Maciel de Aguiar*
Hoje, beijou a face da eternidade, aos 95 anos, a professora Ody Almeida Santos – que também se formou na ‘’Escola Remington’’, fundada e dirigida por dona Maria Auxiliadora do Amaral -, com quem aprendi a arte de escrever em uma velha máquina inglesa e obtive o cobiçado ‘’Diploma de Datilografia’’, que ocupa um lugar de destaque em minha parede!
Os demais diplomas – confesso -, não sei onde os guardei ou se os guardei, posto que não me serviram para nada, enquanto o ‘’Diploma de Datilografia’’, feito uma tatuagem na pele, se transformou em uma inseparável identidade e possibilitou-me escrever 143 livros nesses mais de 50 anos de sonhos, aventuras, desejos e utopias.
Às vezes, quando perguntam qual o meu ‘’curso superior’’, respondo que sou ‘’Formado em Datilografia com doutorado, pós-doutorado, graduado e mestrado pela Escola Remington’’, e muitos pensam ser uma famosa Universidade na aristocrática Inglaterra, mas era uma singela casinha localizada na descalça Rua do Alecrim, em São Mateus, Norte do Estado do Espírito Santo.
Irremediavelmente, as pessoas tomam um susto, pois poucos sabem o que é datilografia, assim como quase não sabem escrever à máquina e muito menos ler, interpretar e, pior, perderam o hábito da leitura. Embora muitos ostentam uma coleção de diplomas, certificados e títulos nas paredes de seus escritórios, gabinetes, salas e consultórios.

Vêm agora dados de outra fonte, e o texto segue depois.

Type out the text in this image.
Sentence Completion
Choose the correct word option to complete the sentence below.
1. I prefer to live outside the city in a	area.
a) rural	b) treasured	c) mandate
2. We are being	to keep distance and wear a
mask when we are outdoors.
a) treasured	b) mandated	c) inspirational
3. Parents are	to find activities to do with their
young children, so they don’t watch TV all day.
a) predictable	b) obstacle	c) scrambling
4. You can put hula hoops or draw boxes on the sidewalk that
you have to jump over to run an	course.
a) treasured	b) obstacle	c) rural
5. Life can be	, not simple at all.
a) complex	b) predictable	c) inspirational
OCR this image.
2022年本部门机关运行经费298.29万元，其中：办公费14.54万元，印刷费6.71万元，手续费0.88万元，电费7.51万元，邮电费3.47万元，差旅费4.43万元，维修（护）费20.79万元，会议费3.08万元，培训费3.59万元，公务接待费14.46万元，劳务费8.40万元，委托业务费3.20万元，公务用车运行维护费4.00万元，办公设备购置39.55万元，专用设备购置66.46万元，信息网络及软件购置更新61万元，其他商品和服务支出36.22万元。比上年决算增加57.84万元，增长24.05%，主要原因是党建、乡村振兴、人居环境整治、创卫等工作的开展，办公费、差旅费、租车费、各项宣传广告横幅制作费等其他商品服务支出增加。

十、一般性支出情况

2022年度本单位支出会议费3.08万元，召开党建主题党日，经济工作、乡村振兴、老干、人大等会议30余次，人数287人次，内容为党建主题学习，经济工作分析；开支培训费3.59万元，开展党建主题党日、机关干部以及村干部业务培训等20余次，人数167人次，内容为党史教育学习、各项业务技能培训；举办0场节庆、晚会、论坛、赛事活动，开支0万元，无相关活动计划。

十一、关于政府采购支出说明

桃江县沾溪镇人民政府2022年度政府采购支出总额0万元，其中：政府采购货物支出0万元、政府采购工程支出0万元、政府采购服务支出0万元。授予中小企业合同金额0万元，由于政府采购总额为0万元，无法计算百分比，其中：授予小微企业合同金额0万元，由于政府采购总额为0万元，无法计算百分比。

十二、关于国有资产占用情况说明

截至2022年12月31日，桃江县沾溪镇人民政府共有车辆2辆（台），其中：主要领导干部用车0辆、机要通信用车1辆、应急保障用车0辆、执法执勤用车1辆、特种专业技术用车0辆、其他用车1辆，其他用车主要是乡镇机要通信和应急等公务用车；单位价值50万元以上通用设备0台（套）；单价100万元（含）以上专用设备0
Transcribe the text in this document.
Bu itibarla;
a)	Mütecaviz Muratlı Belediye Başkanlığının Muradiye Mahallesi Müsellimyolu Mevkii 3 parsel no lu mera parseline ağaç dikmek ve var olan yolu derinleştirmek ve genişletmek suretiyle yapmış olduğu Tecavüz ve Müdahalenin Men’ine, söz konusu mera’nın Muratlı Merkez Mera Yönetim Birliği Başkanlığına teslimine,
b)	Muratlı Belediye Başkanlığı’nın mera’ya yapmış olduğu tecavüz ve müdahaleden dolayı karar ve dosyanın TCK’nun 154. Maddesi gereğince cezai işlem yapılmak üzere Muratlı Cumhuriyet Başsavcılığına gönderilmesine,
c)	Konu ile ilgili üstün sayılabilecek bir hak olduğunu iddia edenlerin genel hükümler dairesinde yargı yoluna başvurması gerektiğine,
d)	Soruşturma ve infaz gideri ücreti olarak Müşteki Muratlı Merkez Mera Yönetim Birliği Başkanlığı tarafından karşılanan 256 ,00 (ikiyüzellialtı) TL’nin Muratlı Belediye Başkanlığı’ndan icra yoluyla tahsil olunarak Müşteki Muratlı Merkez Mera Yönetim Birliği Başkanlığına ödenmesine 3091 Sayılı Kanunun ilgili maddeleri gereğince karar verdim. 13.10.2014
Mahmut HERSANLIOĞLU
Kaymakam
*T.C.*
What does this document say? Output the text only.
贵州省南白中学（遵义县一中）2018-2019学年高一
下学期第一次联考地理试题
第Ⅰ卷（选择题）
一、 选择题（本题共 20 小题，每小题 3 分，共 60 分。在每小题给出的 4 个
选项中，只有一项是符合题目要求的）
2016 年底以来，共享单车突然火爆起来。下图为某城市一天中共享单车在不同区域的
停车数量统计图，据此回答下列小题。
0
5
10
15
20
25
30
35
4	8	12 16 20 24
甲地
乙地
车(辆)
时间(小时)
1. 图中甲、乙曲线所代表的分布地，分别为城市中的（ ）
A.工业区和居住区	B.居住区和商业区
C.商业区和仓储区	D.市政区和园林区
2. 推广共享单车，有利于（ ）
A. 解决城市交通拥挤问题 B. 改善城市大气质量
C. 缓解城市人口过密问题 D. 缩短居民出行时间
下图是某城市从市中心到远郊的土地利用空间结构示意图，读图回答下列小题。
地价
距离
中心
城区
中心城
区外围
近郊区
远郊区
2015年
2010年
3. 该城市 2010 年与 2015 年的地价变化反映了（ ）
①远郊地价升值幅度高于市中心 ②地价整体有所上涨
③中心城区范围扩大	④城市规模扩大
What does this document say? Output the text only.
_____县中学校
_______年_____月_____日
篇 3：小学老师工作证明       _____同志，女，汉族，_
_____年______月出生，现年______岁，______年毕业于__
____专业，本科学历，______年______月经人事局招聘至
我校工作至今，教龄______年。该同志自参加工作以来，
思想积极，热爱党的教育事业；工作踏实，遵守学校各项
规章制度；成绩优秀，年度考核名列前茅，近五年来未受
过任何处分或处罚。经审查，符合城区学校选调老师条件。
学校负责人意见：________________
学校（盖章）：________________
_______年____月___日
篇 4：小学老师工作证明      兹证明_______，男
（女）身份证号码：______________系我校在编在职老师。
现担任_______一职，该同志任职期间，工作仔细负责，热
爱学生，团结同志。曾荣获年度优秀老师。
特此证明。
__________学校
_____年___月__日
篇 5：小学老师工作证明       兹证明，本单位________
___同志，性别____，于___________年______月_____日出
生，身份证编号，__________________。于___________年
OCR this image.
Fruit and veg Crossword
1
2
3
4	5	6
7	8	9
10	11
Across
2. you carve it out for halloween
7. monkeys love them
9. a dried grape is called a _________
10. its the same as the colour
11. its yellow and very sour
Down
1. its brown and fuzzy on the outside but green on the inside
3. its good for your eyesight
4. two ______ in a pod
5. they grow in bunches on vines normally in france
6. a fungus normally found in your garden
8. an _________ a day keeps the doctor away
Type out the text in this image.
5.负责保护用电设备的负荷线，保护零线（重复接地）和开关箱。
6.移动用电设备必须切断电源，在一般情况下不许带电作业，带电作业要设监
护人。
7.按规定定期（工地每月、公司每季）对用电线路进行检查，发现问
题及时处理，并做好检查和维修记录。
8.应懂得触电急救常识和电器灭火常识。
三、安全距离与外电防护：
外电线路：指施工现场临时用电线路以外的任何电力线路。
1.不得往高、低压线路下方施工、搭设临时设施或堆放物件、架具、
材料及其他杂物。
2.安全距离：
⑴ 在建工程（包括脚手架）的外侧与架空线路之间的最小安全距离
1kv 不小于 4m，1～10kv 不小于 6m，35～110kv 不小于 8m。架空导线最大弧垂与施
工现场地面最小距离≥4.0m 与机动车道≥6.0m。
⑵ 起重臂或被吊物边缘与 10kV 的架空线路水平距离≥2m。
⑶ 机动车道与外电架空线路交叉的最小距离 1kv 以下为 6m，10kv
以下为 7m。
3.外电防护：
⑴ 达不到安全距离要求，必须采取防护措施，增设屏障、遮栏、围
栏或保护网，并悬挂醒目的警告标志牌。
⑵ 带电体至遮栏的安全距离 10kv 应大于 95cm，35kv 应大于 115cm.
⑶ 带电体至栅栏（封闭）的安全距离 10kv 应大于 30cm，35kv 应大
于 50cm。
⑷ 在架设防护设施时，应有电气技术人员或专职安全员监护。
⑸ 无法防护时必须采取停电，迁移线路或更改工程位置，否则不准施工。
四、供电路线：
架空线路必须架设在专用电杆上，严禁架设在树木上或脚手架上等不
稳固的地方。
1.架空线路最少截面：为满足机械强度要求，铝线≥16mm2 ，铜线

Aquele menino, nascido nas barrancas do rio que o gentio chamou de Kiri-Kerê, ao ver a primeira máquina de datilografia, disse que seria escritor, e, com ela, se enamorou e dela jamais se separou – mesmo, agora, diante da tecnologia e do computador -, e continua escrevendo na mesma Olivetti Letera 32, com a qual mantém uma imensurável fidelidade datilográfica.
Acho que, quando nasci, o Criador mandou algum anjo proscrito colocar a ponta do dedo mínimo sobre a minha cabeça e dizer:
‘’Você vai sofrer de fidelidade datilográfica para o resto da vida e irá escrever sobre alguns heróis quilombolas que foram esquecidos pela historiografia oficial, além de documentar, com versos panfletários e impressos em um mimeógrafo clandestino, as atrocidades de os anos de chumbo, e, ainda, contar outras histórias desconhecidas dessa bela e extraordinária aventura chamada civilização brasileira’’.
E, para recompensar o sofrimento e a falta de reconhecimento e, ainda, uma boa dose de inveja, penso que o Criador criou alguns reis – Pelé, Roberto Carlos, Ayrton Senna, Oscar Niemeyer e Rubem Braga – e me mandou escrever as suas histórias como o único escritor brasileiro a desfrutar desse enorme privilégio.
Então, no momento em que a professora Ody Almeida Santos beija a face da eternidade, o menino que vive em mim agradece pelo ‘’Diploma de Datilografia’’ tatuado na pele e único fixado em minha parede como uma enorme generosidade do destino e da vida.
Obrigado, professora!
* Maciel de Aguiar é escritor das barrancas do rio que o gentio chamou de Kiri-Kerê.